Blob Blame History Raw
From: Markus Guertler <mguertler@novell.com>
Subject: Introduce (optional) pagecache limit
References: FATE309111, FATE325794
Patch-mainline: Never, SUSE specific

SLE12-SP3->SLE12-SP4
- move from zone to the node reclaim

SLE12->SLE12-SP2
- move the slab shrinking into shrink_all_zones because slab shrinkers
  are numa aware now so we need a to do zone to get the proper node.

SLE11-SP3->SLE12 changes & remarks by mhocko@suse.cz:
- The feature should be deprecated and dropped eventually and replaced
  by Memory cgroup controller.
- vmswappiness was always broken because shrink_list didn't and doesn't
  consider it
- sc->nr_to_reclaim is updated once per shrink_all_zones which means
  that we might end up reclaiming more than expected.

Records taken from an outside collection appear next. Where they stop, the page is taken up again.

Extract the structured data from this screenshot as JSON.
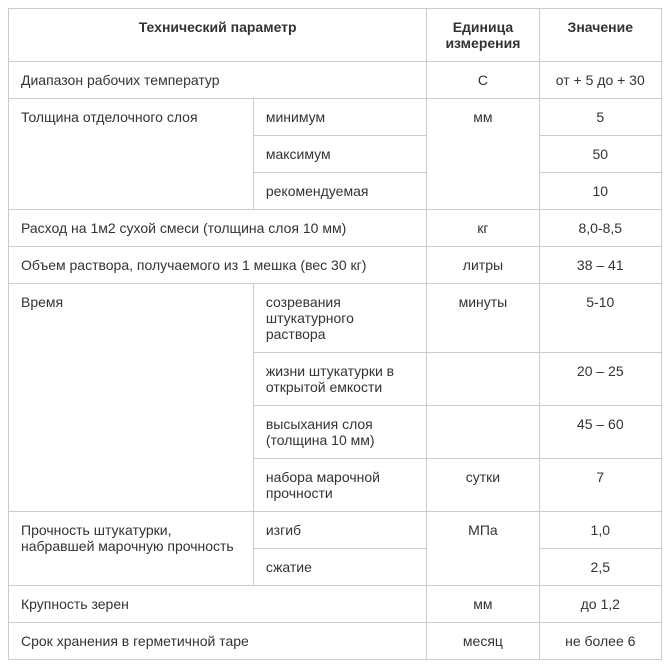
{
  "headers": {
    "param": "Технический параметр",
    "unit": "Единица измерения",
    "value": "Значение"
  },
  "rows": {
    "temp_range": {
      "label": "Диапазон рабочих температур",
      "unit": "С",
      "value": "от + 5 до + 30"
    },
    "layer_thickness": {
      "label": "Толщина отделочного слоя",
      "unit": "мм",
      "min": {
        "label": "минимум",
        "value": "5"
      },
      "max": {
        "label": "максимум",
        "value": "50"
      },
      "rec": {
        "label": "рекомендуемая",
        "value": "10"
      }
    },
    "consumption": {
      "label": "Расход на 1м2 сухой смеси (толщина слоя 10 мм)",
      "unit": "кг",
      "value": "8,0-8,5"
    },
    "volume": {
      "label": "Объем раствора, получаемого из 1 мешка (вес 30 кг)",
      "unit": "литры",
      "value": "38 – 41"
    },
    "time": {
      "label": "Время",
      "maturation": {
        "label": "созревания штукатурного раствора",
        "unit": "минуты",
        "value": "5-10"
      },
      "open_life": {
        "label": "жизни штукатурки в открытой емкости",
        "value": "20 – 25"
      },
      "drying": {
        "label": "высыхания слоя (толщина 10 мм)",
        "value": "45 – 60"
      },
      "strength_gain": {
        "label": "набора марочной прочности",
        "unit": "сутки",
        "value": "7"
      }
    },
    "strength": {
      "label": "Прочность штукатурки, набравшей марочную прочность",
      "unit": "МПа",
      "bend": {
        "label": "изгиб",
        "value": "1,0"
      },
      "compress": {
        "label": "сжатие",
        "value": "2,5"
      }
    },
    "grain": {
      "label": "Крупность зерен",
      "unit": "мм",
      "value": "до 1,2"
    },
    "shelf": {
      "label": "Срок хранения в герметичной таре",
      "unit": "месяц",
      "value": "не более 6"
    }
  }
}
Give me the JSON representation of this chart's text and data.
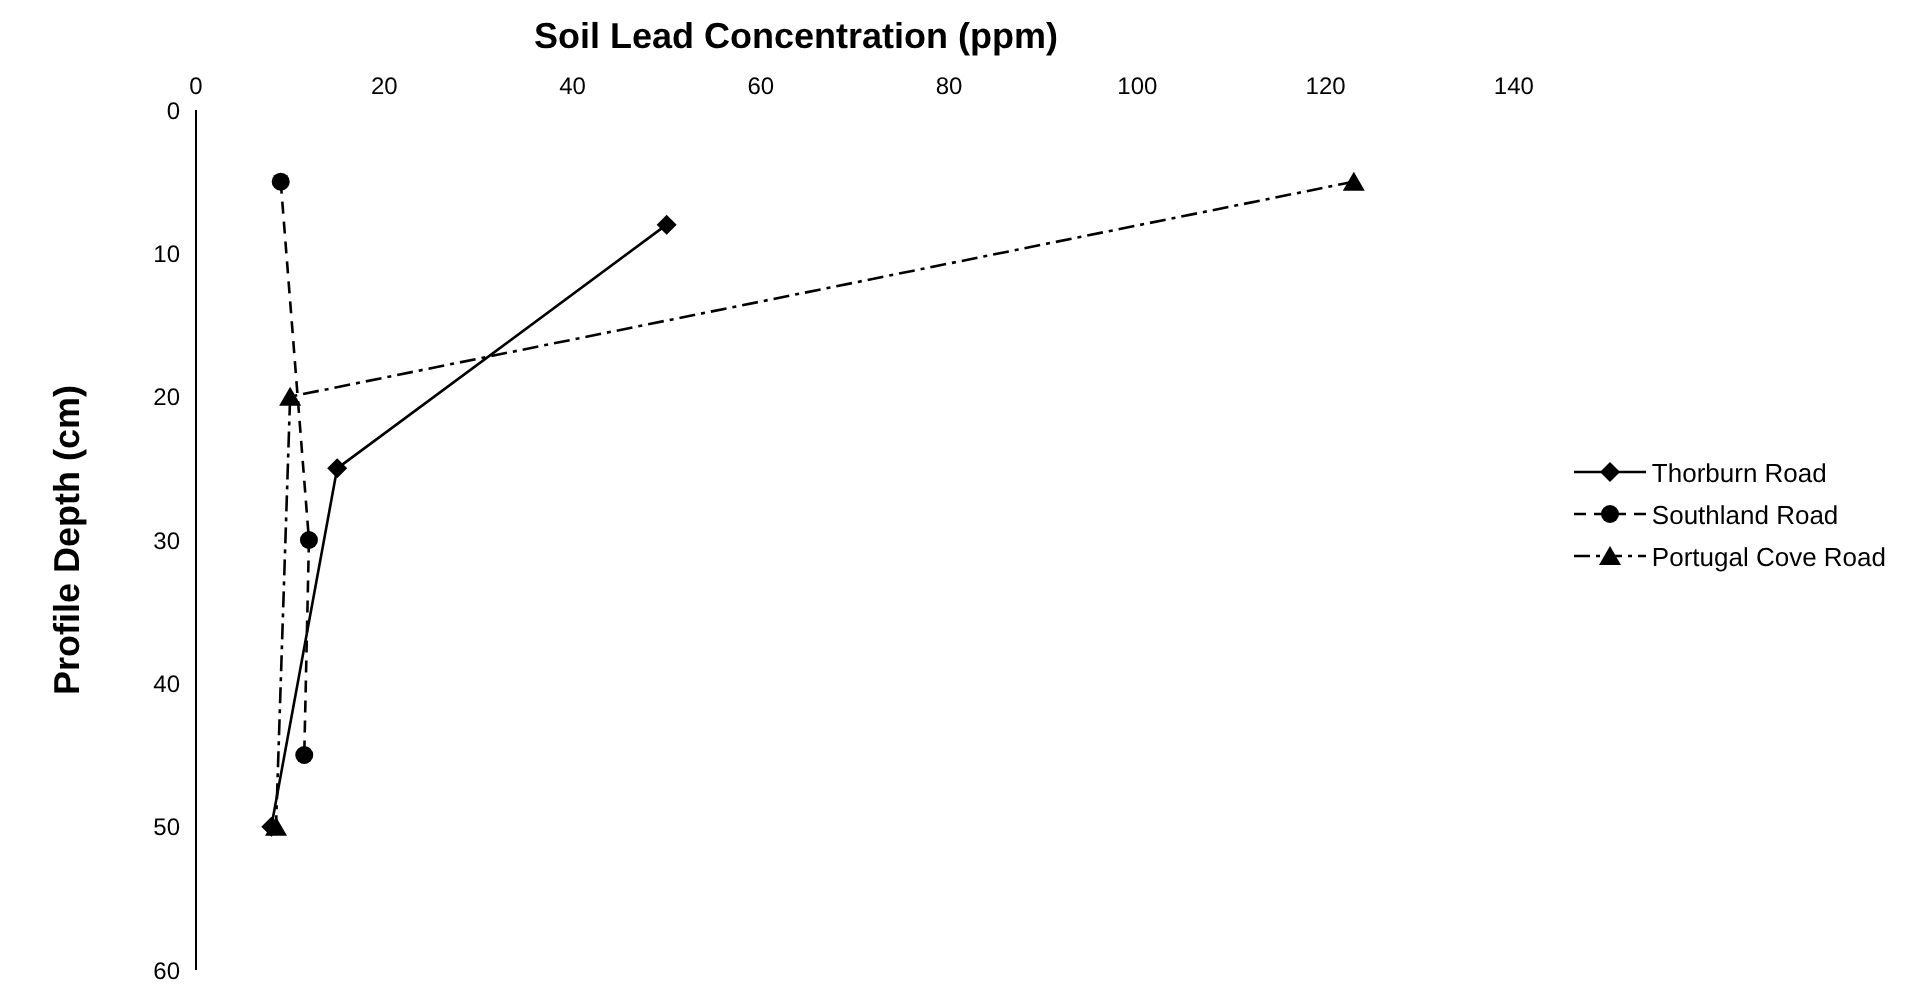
{
  "chart_data": {
    "type": "line",
    "xlabel": "Soil Lead Concentration (ppm)",
    "ylabel": "Profile Depth (cm)",
    "xlim": [
      0,
      140
    ],
    "xticks": [
      0,
      20,
      40,
      60,
      80,
      100,
      120,
      140
    ],
    "ylim": [
      60,
      0
    ],
    "yticks": [
      0,
      10,
      20,
      30,
      40,
      50,
      60
    ],
    "grid": false,
    "legend": "right",
    "series": [
      {
        "name": "Thorburn Road",
        "color": "#000000",
        "marker": "diamond",
        "line_style": "solid",
        "x": [
          50,
          15,
          8
        ],
        "values": [
          8,
          25,
          50
        ]
      },
      {
        "name": "Southland Road",
        "color": "#000000",
        "marker": "circle",
        "line_style": "dashed",
        "x": [
          9,
          12,
          11.5
        ],
        "values": [
          5,
          30,
          45
        ]
      },
      {
        "name": "Portugal Cove Road",
        "color": "#000000",
        "marker": "triangle",
        "line_style": "dashdot",
        "x": [
          123,
          10,
          8.5
        ],
        "values": [
          5,
          20,
          50
        ]
      }
    ]
  }
}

Notes on forward port to SLE12
- shrink_all_zones has to be memcg aware now because there is no global
  LRU anymore. Put this into shrink_zone_per_memcg
- priority is a part of scan_control now
- swappiness is no longer in scan_control but as mentioned above it didn't
  have any effect anyway
- 

Original changelog (as per 11sp3):
----------------------------------
There are apps that consume lots of memory and touch some of their
pages very infrequently; yet those pages are very important for the
overall performance of the app and should not be paged out in favor
of pagecache. The kernel can't know this and takes the wrong decisions,
even with low swappiness values.

This sysctl allows to set a limit for the non-mapped page cache; 
non-mapped meaning that it will not affect shared memory or files
that are mmap()ed -- just anonymous file system cache.
Above this limit, the kernel will always consider removing pages from
the page cache first.

The limit that ends up being enforced is dependent on free memory;
if we have lots of it, the effective limit is much higher -- only when
the free memory gets scarce, we'll become strict about anonymous 
page cache. This should make the setting much more attractive to use.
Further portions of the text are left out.